After a year or so of semi-frequent incidents, this strange connection started to form between my EHS and the kind of music I gravitated toward. I remember hearing Pan Sonic’s VoltosBolt for the first time and thinking, “Hey! That’s what plays inside of my skull every month!” This Finnish electronic noise duo started to contextualize my internal aural hallucinations, and strangely enough, vice versa. From there, I went on to Throbbing Gristle’s 1981 release, Rafters/Psychic Rally. Before EHS, I would have never given this album the time of day, but 20 seconds into “Womb of Corruption” I felt like I was born anew in all the chaos of that track—that this was made for me and me alone. The perfect amount of dopamine was being triggered, and it was thanks, at least in part, to my head explosions.

That led me to other bands that made those same kinds of industrial compositions like Wolf Eyes, Merzbow, and Oren Ambarchi. All these noise artists and tabletop guitar-looping guys triggered a sense-memory recall that spiked all my pleasure receptors. I can still feel the blood gathering around my head when I turn on the swirling agitations of Kevin Drumm. What would otherwise be abrasive, disturbing listening experiences for me started to connect to something personal; I felt emotionally connected to this alien music because it bore such a close relationship to these alien hallucinations.

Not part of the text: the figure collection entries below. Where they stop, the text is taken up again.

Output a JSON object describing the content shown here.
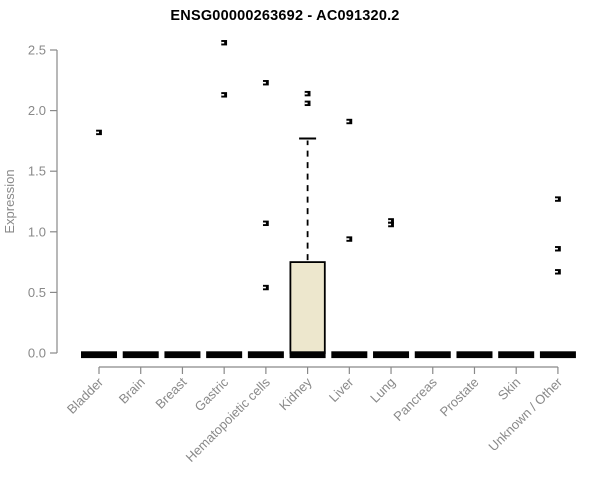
{
  "chart_data": {
    "type": "boxplot",
    "title": "ENSG00000263692 - AC091320.2",
    "ylabel": "Expression",
    "xlabel": "",
    "ylim": [
      0,
      2.5
    ],
    "yticks": [
      0.0,
      0.5,
      1.0,
      1.5,
      2.0,
      2.5
    ],
    "ytick_labels": [
      "0.0",
      "0.5",
      "1.0",
      "1.5",
      "2.0",
      "2.5"
    ],
    "categories": [
      "Bladder",
      "Brain",
      "Breast",
      "Gastric",
      "Hematopoietic cells",
      "Kidney",
      "Liver",
      "Lung",
      "Pancreas",
      "Prostate",
      "Skin",
      "Unknown / Other"
    ],
    "grid": "off",
    "legend": "none",
    "boxes": [
      {
        "category": "Bladder",
        "whisker_low": 0,
        "q1": 0,
        "median": 0,
        "q3": 0,
        "whisker_high": 0,
        "outliers": [
          1.82
        ]
      },
      {
        "category": "Brain",
        "whisker_low": 0,
        "q1": 0,
        "median": 0,
        "q3": 0,
        "whisker_high": 0,
        "outliers": []
      },
      {
        "category": "Breast",
        "whisker_low": 0,
        "q1": 0,
        "median": 0,
        "q3": 0,
        "whisker_high": 0,
        "outliers": []
      },
      {
        "category": "Gastric",
        "whisker_low": 0,
        "q1": 0,
        "median": 0,
        "q3": 0,
        "whisker_high": 0,
        "outliers": [
          2.56,
          2.13
        ]
      },
      {
        "category": "Hematopoietic cells",
        "whisker_low": 0,
        "q1": 0,
        "median": 0,
        "q3": 0,
        "whisker_high": 0,
        "outliers": [
          2.23,
          1.07,
          0.54
        ]
      },
      {
        "category": "Kidney",
        "whisker_low": 0,
        "q1": 0,
        "median": 0,
        "q3": 0.75,
        "whisker_high": 1.77,
        "outliers": [
          2.14,
          2.06
        ]
      },
      {
        "category": "Liver",
        "whisker_low": 0,
        "q1": 0,
        "median": 0,
        "q3": 0,
        "whisker_high": 0,
        "outliers": [
          1.91,
          0.94
        ]
      },
      {
        "category": "Lung",
        "whisker_low": 0,
        "q1": 0,
        "median": 0,
        "q3": 0,
        "whisker_high": 0,
        "outliers": [
          1.09,
          1.06
        ]
      },
      {
        "category": "Pancreas",
        "whisker_low": 0,
        "q1": 0,
        "median": 0,
        "q3": 0,
        "whisker_high": 0,
        "outliers": []
      },
      {
        "category": "Prostate",
        "whisker_low": 0,
        "q1": 0,
        "median": 0,
        "q3": 0,
        "whisker_high": 0,
        "outliers": []
      },
      {
        "category": "Skin",
        "whisker_low": 0,
        "q1": 0,
        "median": 0,
        "q3": 0,
        "whisker_high": 0,
        "outliers": []
      },
      {
        "category": "Unknown / Other",
        "whisker_low": 0,
        "q1": 0,
        "median": 0,
        "q3": 0,
        "whisker_high": 0,
        "outliers": [
          1.27,
          0.86,
          0.67
        ]
      }
    ],
    "colors": {
      "box_fill": "#ede7cd",
      "box_border": "#000000",
      "median": "#000000",
      "outlier": "#000000",
      "axis": "#898989",
      "title": "#000000",
      "background": "#ffffff"
    }
  }
}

I know there’s a lot of self-help books about how negative emotional states like fear, depression, anger, and mania can be alleviated by art. How listening to Sigur Rós can calm your anxiety, or putting Pantera on your headphones can get all that aggression out of you as you walk down the street. For me, the opposite is also true: Exploding Head Syndrome personalized experimental noise music and allowed me to enjoy it. Now I have an understanding of a whole subgenre of music that I would otherwise be totally averse to. Art can help salve your Terrible Afflictions, but give your Terrible Afflictions some agency, and they can open you to art. There’s a lot of music out there waiting to be tamed by whatever fucked-up thing goes on in your head in the twilight stages of sleep.

I should probably leave it at that, because it’s 2:46 AM right now and I am exhausted.